Passo delle Termopili, Tessaglia, 480 A.C., estate

I più giovani blateravano di mostri, di demoni vomitati dall’Ade, tanto numerosi da prosciugare i fiumi, tramutare i boschi in un deserto, rendere nera e sterile la terra con le ceneri dei loro bivacchi. Il Re fingeva di non sentirli, dicendosi da sé che era solo per darsi coraggio, come fanno i bambini quando, gli occhi spalancati nel buio della notte, si raccontano storie terrificanti sussultando al frusciare leggero d’ali di falena, al miagolio lamentoso della civetta nascosta dentro un vecchio rudere. Li ascoltava, e li guardava tremare, avvolti nei mantelli, durante gli interminabili turni di guardia. Non sono mostri, figli di Tifone e di Echidna, idre, centimani e ciclopi divoratori di carne umana, ma barbari dalla pelle scura e dai lunghi occhi truccati, Medi, Bactriani, Arabi dai barracani svolazzanti, Assiri dalle barbe ricciute, Egizi, Caldei, Etiopi e Nubiani neri come la notte, Seri* dalle carni gialle come i deserti della loro terra aldilà delle montagne. Il poderoso esercito che Khshayarsha* , il Re dei Re, ha radunato sotto il suo comando per vendicare l’onta inflitta dieci anni prima a suo padre da quel piccolo popolo litigioso e disunito, da quelle insignificanti formiche che, invece di sottomettersi, avevano osato impugnare le armi contro il possente Darayawus* infliggendogli una sconfitta che avrebbe bruciato il suo orgoglio per l’eternità, non fosse stata lavata nel sangue, incatenata nella schiavitù. Il poderoso esercito che si sarebbe riversato sulle pianure gialle di grano, sulle colline e sui boschi, sulle montagne dove avevano dimora gli dei, sui villaggi e sulle città, fino a giungere al mare. Avrebbero divorato il loro pane e i loro armenti, bevuto il loro vino, stuprato le loro donne, ridotto in schiavitù i loro figli…Se gli uomini di guardia al Passo avessero ceduto alla stanchezza, alla paura e al disinganno, sarebbe stata la fine.

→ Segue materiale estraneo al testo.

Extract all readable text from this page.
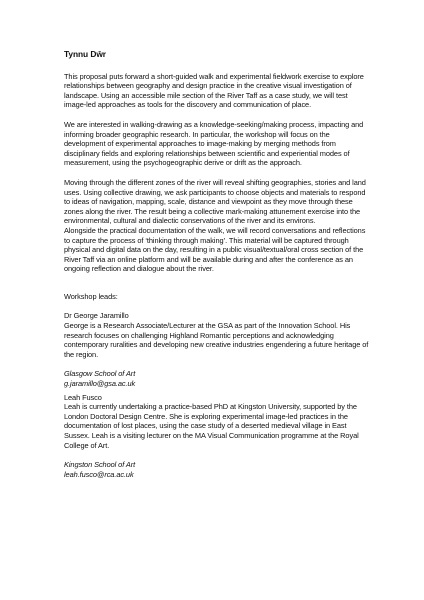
Tynnu Dŵr

This proposal puts forward a short-guided walk and experimental fieldwork exercise to explore relationships between geography and design practice in the creative visual investigation of landscape. Using an accessible mile section of the River Taff as a case study, we will test image-led approaches as tools for the discovery and communication of place.

We are interested in walking-drawing as a knowledge-seeking/making process, impacting and informing broader geographic research. In particular, the workshop will focus on the development of experimental approaches to image-making by merging methods from disciplinary fields and exploring relationships between scientific and experiential modes of measurement, using the psychogeographic derive or drift as the approach.

Moving through the different zones of the river will reveal shifting geographies, stories and land uses. Using collective drawing, we ask participants to choose objects and materials to respond to ideas of navigation, mapping, scale, distance and viewpoint as they move through these zones along the river. The result being a collective mark-making attunement exercise into the environmental, cultural and dialectic conservations of the river and its environs.

Alongside the practical documentation of the walk, we will record conversations and reflections to capture the process of ‘thinking through making’. This material will be captured through physical and digital data on the day, resulting in a public visual/textual/oral cross section of the River Taff via an online platform and will be available during and after the conference as an ongoing reflection and dialogue about the river.

Workshop leads:

Dr George Jaramillo

George is a Research Associate/Lecturer at the GSA as part of the Innovation School. His research focuses on challenging Highland Romantic perceptions and acknowledging contemporary ruralities and developing new creative industries engendering a future heritage of the region.

Glasgow School of Art

g.jaramillo@gsa.ac.uk

Leah Fusco

Leah is currently undertaking a practice-based PhD at Kingston University, supported by the London Doctoral Design Centre. She is exploring experimental image-led practices in the documentation of lost places, using the case study of a deserted medieval village in East Sussex. Leah is a visiting lecturer on the MA Visual Communication programme at the Royal College of Art.

Kingston School of Art

leah.fusco@rca.ac.uk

Sono mostri, demoni vomitati dall’Ade per portarci rovina e morte. Sono barbari selvaggi votati a distruggerci e ad annientarci. Diecimila? Ventimila? E noi solo trecento, di guardia al Passo, per fronteggiare la loro avanzata. Ragazzi a cui è appena spuntata la prima barba, che ancora non hanno giaciuto tra le braccia di una donna e vecchi soldati con i corpi devastati dalle cicatrici come tronchi scabri di antichi ulivi. Trecento, e non uno di più, perché la possente razza dei guerrieri di Sparta dagli occhi azzurri e dai capelli biondi come gli avi calati dal Nord all’alba dei tempi non rischi di estinguersi o d’imbastardirsi. Trecento guerrieri voltati a morte sicura per salvaguardare la libertà di avidi mercanti corinzi, di debosciati ateniesi, di superstiziosi tebani, di vigliacchi che li avevano lasciati da soli a fronteggiare l’impossibile, da soli a battersi contro una morte che, come la luce del primo mattino, sarebbe arrivata da Oriente. Trecento, contro ventimila. Che non sono mostri, e nemmeno barbari selvaggi.

Fuori dalla tenda, il fuoco del bivacco illuminava di una luce tenue le tenebre di una notte senza luna, e la brezza che mitigava la calura dell’estate spettinava i lunghi capelli rossi del Re. Il lamentoso ululato di un lupo solitario echeggiò per tutta la vallata e Leonida, la testa china, i gomiti appoggiati sulle ginocchia, si abbandonò ai ricordi.

***

Prima che fosse tempesta. Venti anni inghiottiti dal niente. Ne aveva sedici, quando il dolore aveva fatto di lui un uomo. Qualcuno soccombeva sotto i colpi dei bastoni, perdeva i sensi e si risvegliava nell’Ade. Gli efori* dicevano che chi non superava la prova era indegno di vivere, come chi nasceva storpio e veniva abbandonato ai lupi del Taigeto*. Nemmeno le madri dovevano piangere sui loro destini, perché Sparta non poteva permettersi il lusso di mantenere individui il cui occhio non era abbastanza acuto da centrare un bersaglio, il cui braccio non era abbastanza robusto da scagliare una lancia con tanta forza da perforare il bronzo di una corazza , il cui petto non era abbastanza saldo da fronteggiare un nemico. Guasterebbero il vigore della nostra razza, aveva sentenziato, un mare di tempo prima, Licurgo, il grande Padre della Patria. Un padre severo fino alla spietatezza, ma se una piccola città priva di mura che la difendessero continuava ad esistere e il suo nome veniva pronunciato con reverente timore ai quattro angoli del mondo era in grazia di quelle leggi spietate.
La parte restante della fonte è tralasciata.